Abstract
Purpose :
Comparison to normative data is key to interpretation of many clinical tests, but is currently limited in microperimetry due to variability in test grid position according to fixation. We hypothesized that a surface could be accurately fit to normative data collected using a densely sampled, spatially extensive grid. This would enable comparison of sensitivity at any tested spatial location to corresponding points on the normative surface.
Methods :
Healthy participants (n=60, age 19-50, median 23 years) undertook microperimetry (MAIA-2, CentreVue, Padova, Italy) using custom test locations with 237 points on a square grid with 1° spacing up to 5° eccentricity and 2° spacing from 5 to 13° eccentricity. A surface was fit to the 5th percentile of the data at each location by a variety of spatial interpolation methods, and Universal Kriging was selected based on RMS error. The efficacy of this approach was assessed in two ways: First, a leave-one-out method was used to compare individual datasets to surfaces fitted to the remaining data, similar to Total Deviation indices in standard automated perimetry. Second, we considered instances in which the location of the anatomical fovea is unknown by spatially shifting the test grid position by an amount sampled from the distribution of relative fovea-optic disc positions and comparing the shifted data to the fixed fitted surface. This sampling procedure was repeated 1000 times per participant.
Results :
All participants achieved reliable results with stable fixation.
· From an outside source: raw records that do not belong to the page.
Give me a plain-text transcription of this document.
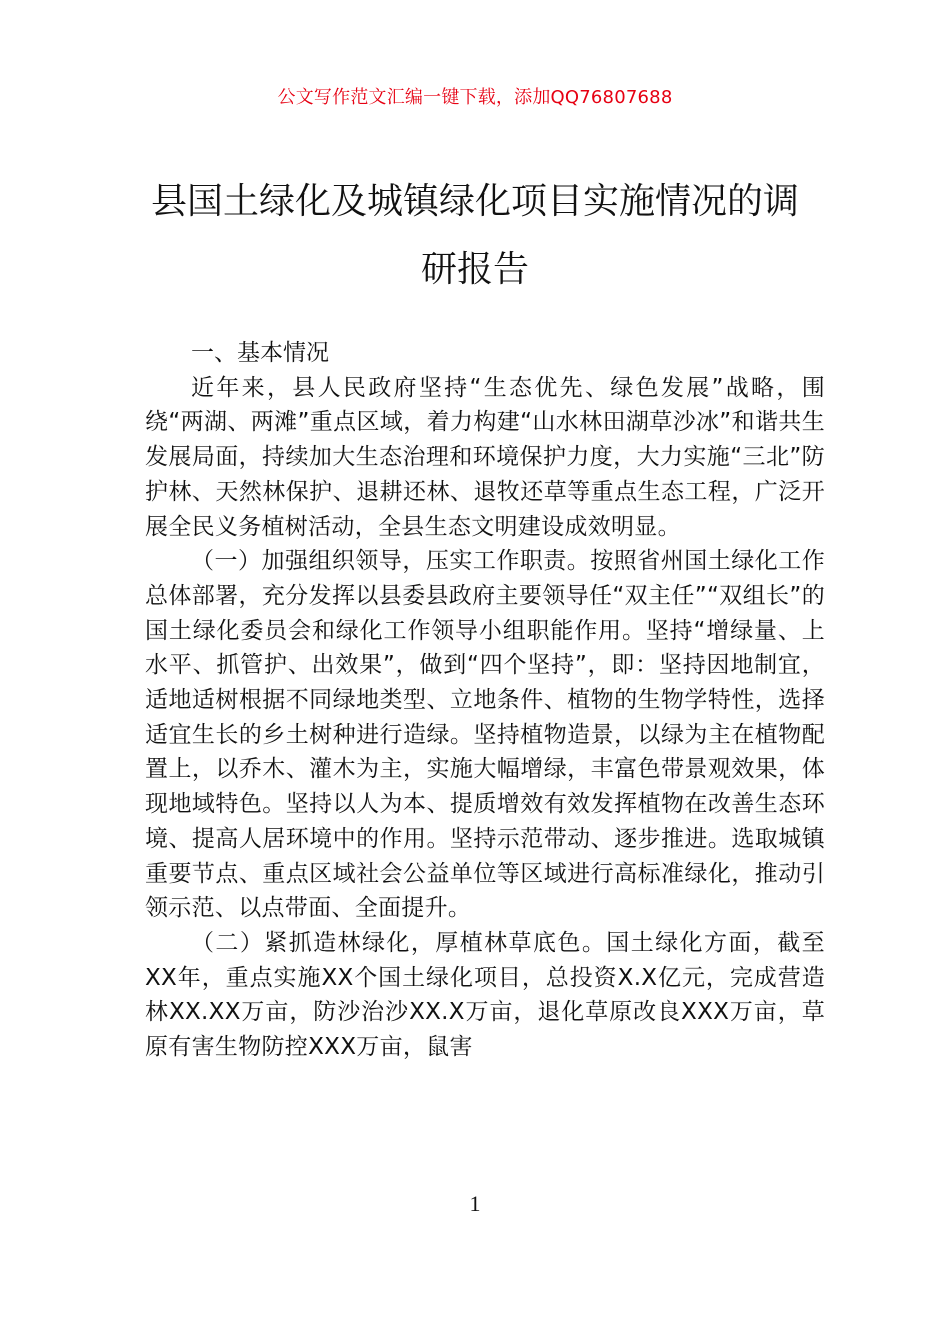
公文写作范文汇编一键下载，添加QQ76807688
县国土绿化及城镇绿化项目实施情况的调
研报告
一、基本情况

近年来，县人民政府坚持“生态优先、绿色发展”战略，围绕“两湖、两滩”重点区域，着力构建“山水林田湖草沙冰”和谐共生发展局面，持续加大生态治理和环境保护力度，大力实施“三北”防护林、天然林保护、退耕还林、退牧还草等重点生态工程，广泛开展全民义务植树活动，全县生态文明建设成效明显。

（一）加强组织领导，压实工作职责。按照省州国土绿化工作总体部署，充分发挥以县委县政府主要领导任“双主任”“双组长”的国土绿化委员会和绿化工作领导小组职能作用。坚持“增绿量、上水平、抓管护、出效果”，做到“四个坚持”，即：坚持因地制宜，适地适树根据不同绿地类型、立地条件、植物的生物学特性，选择适宜生长的乡土树种进行造绿。坚持植物造景，以绿为主在植物配置上，以乔木、灌木为主，实施大幅增绿，丰富色带景观效果，体现地域特色。坚持以人为本、提质增效有效发挥植物在改善生态环境、提高人居环境中的作用。坚持示范带动、逐步推进。选取城镇重要节点、重点区域社会公益单位等区域进行高标准绿化，推动引领示范、以点带面、全面提升。

（二）紧抓造林绿化，厚植林草底色。国土绿化方面，截至XX年，重点实施XX个国土绿化项目，总投资X.X亿元，完成营造林XX.XX万亩，防沙治沙XX.X万亩，退化草原改良XXX万亩，草原有害生物防控XXX万亩，鼠害

1
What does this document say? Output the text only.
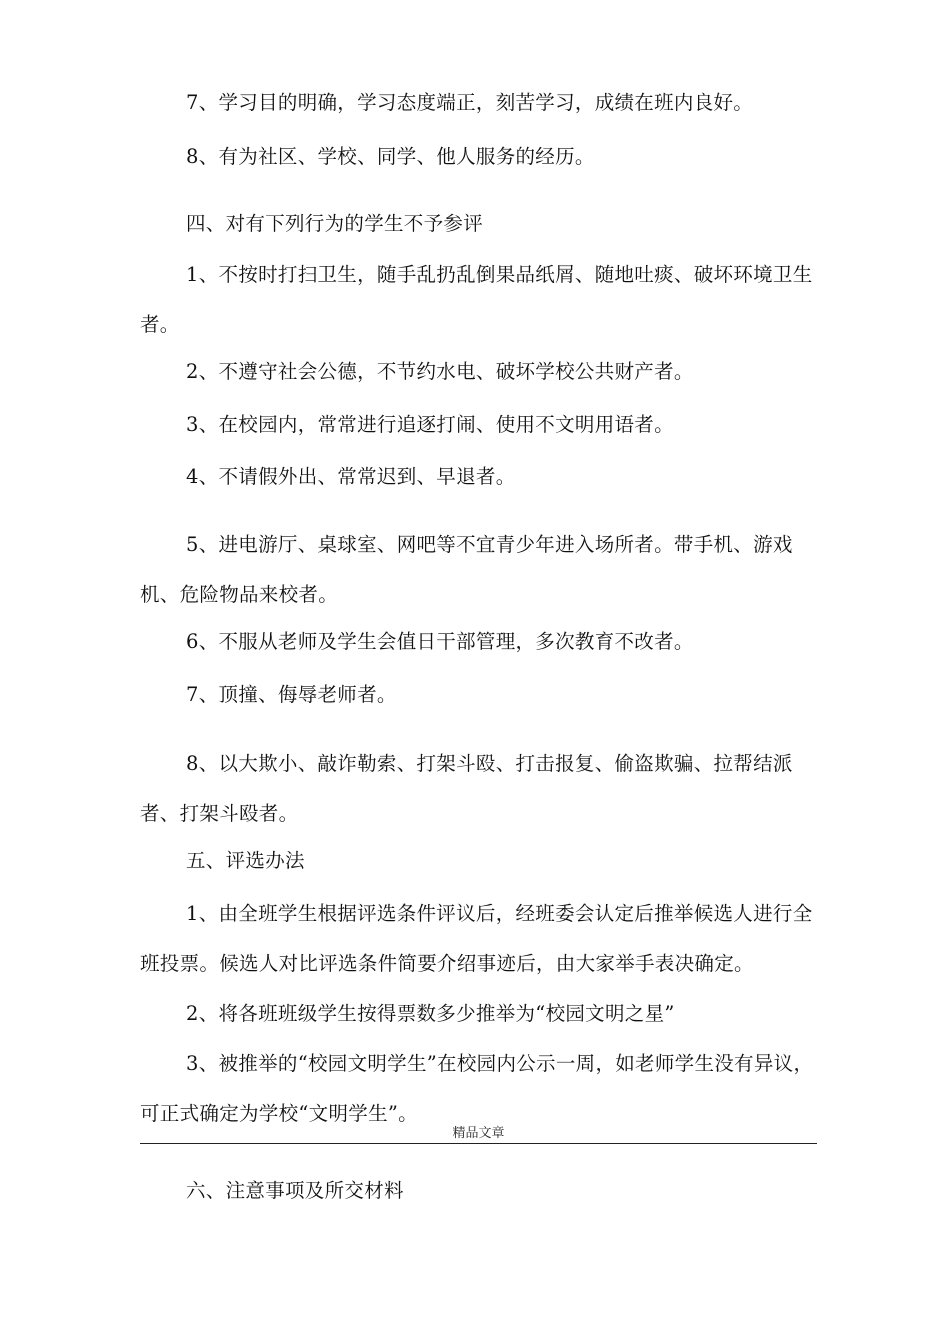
7、学习目的明确，学习态度端正，刻苦学习，成绩在班内良好。

8、有为社区、学校、同学、他人服务的经历。

四、对有下列行为的学生不予参评

1、不按时打扫卫生，随手乱扔乱倒果品纸屑、随地吐痰、破坏环境卫生者。

2、不遵守社会公德，不节约水电、破坏学校公共财产者。

3、在校园内，常常进行追逐打闹、使用不文明用语者。

4、不请假外出、常常迟到、早退者。

5、进电游厅、桌球室、网吧等不宜青少年进入场所者。带手机、游戏机、危险物品来校者。

6、不服从老师及学生会值日干部管理，多次教育不改者。

7、顶撞、侮辱老师者。

8、以大欺小、敲诈勒索、打架斗殴、打击报复、偷盗欺骗、拉帮结派者、打架斗殴者。

五、评选办法

1、由全班学生根据评选条件评议后，经班委会认定后推举候选人进行全班投票。候选人对比评选条件简要介绍事迹后，由大家举手表决确定。

2、将各班班级学生按得票数多少推举为“校园文明之星”

3、被推举的“校园文明学生”在校园内公示一周，如老师学生没有异议，可正式确定为学校“文明学生”。

精品文章

六、注意事项及所交材料
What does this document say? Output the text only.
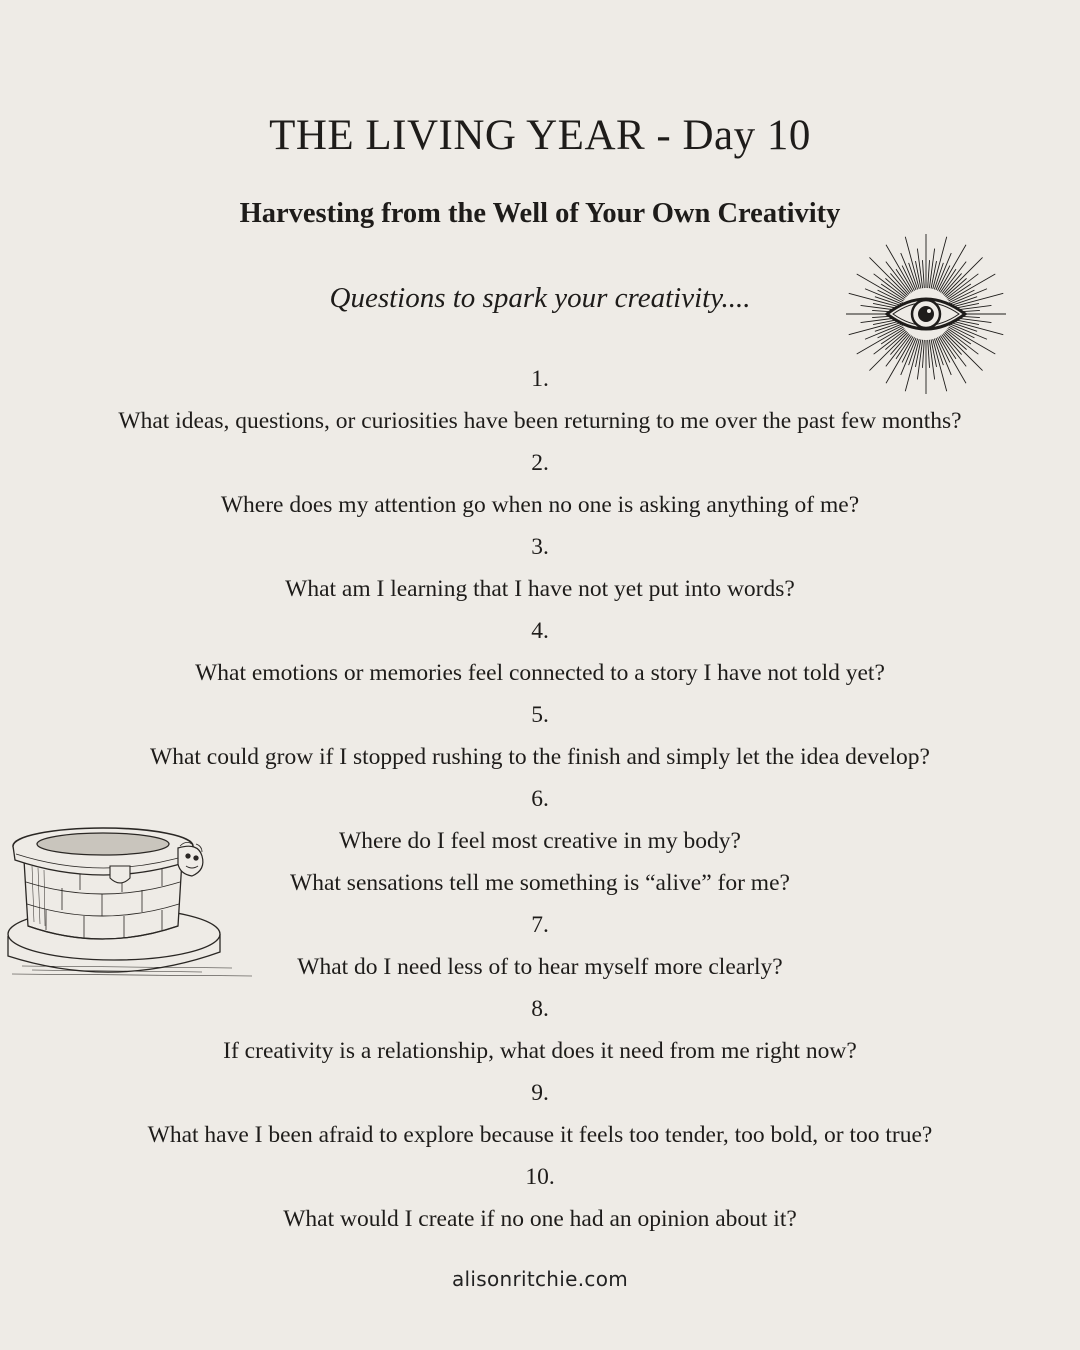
THE LIVING YEAR - Day 10
Harvesting from the Well of Your Own Creativity
Questions to spark your creativity....
1.
What ideas, questions, or curiosities have been returning to me over the past few months?
2.
Where does my attention go when no one is asking anything of me?
3.
What am I learning that I have not yet put into words?
4.
What emotions or memories feel connected to a story I have not told yet?
5.
What could grow if I stopped rushing to the finish and simply let the idea develop?
6.
Where do I feel most creative in my body?
What sensations tell me something is “alive” for me?
7.
What do I need less of to hear myself more clearly?
8.
If creativity is a relationship, what does it need from me right now?
9.
What have I been afraid to explore because it feels too tender, too bold, or too true?
10.
What would I create if no one had an opinion about it?
alisonritchie.com
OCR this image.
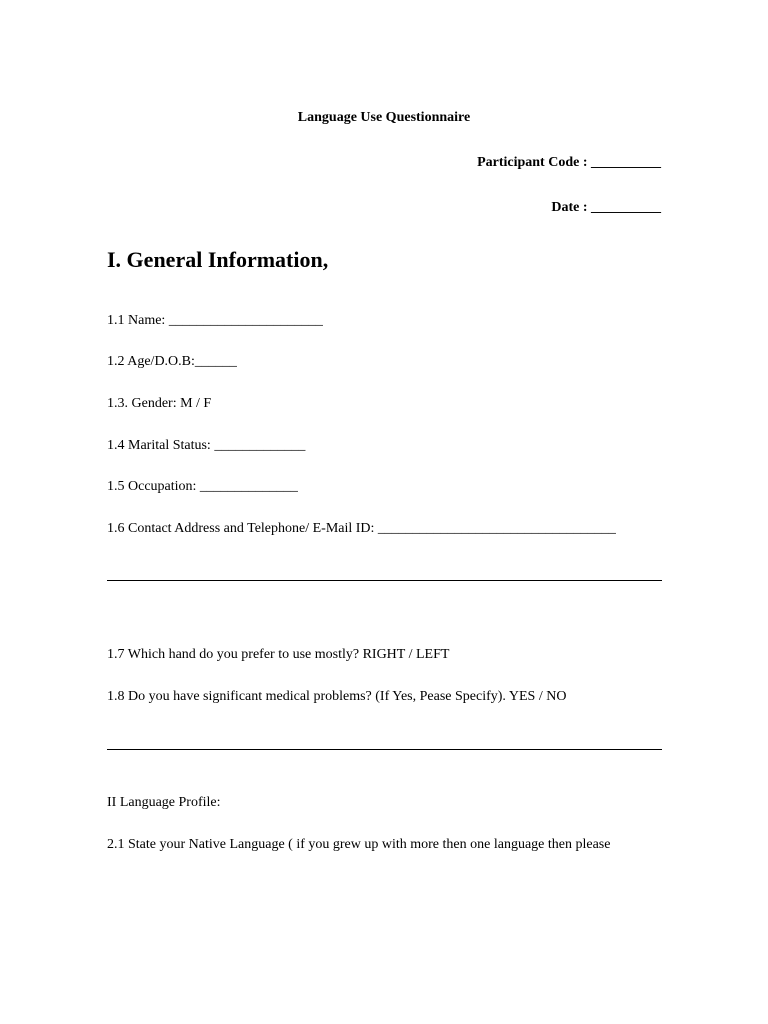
Language Use Questionnaire
Participant Code : __________
Date : __________
I. General Information,
1.1 Name: ______________________
1.2 Age/D.O.B:______
1.3. Gender: M / F
1.4 Marital Status: _____________
1.5 Occupation: ______________
1.6 Contact Address and Telephone/ E-Mail ID: __________________________________
1.7 Which hand do you prefer to use mostly? RIGHT / LEFT
1.8 Do you have significant medical problems? (If Yes, Pease Specify). YES / NO
II Language Profile:
2.1 State your Native Language ( if you grew up with more then one language then please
Surfaces were fit accurately with RMS error across all tested locations <0.5dB. Across all participants median 4.6% (IQR 2.0% to 9.6%) of tested points fell below the surface fitted to the 5th percentile of remaining data, close to the expected 5%. When grids were spatially shifted (fovea location unknown), difference in number of abnormal locations from baseline ranged between -17 and +15 (mean -0.2, SD 2.3, p=0.11).
Conclusions :
Spatial interpolation of densely sampled, spatially extensive normative microperimetry data is accurate and enables sensitivity from any testable visual field location to be compared to normative limits. When fovea location is unknown, normative limits may require alteration to maintain specificity. With a larger normative database, this technique will aid the detection of early functional defects in patients with suspected central vision disorders.
This is an abstract that was submitted for the 2016 ARVO Annual Meeting, held in Seattle, Wash., May 1-5, 2016.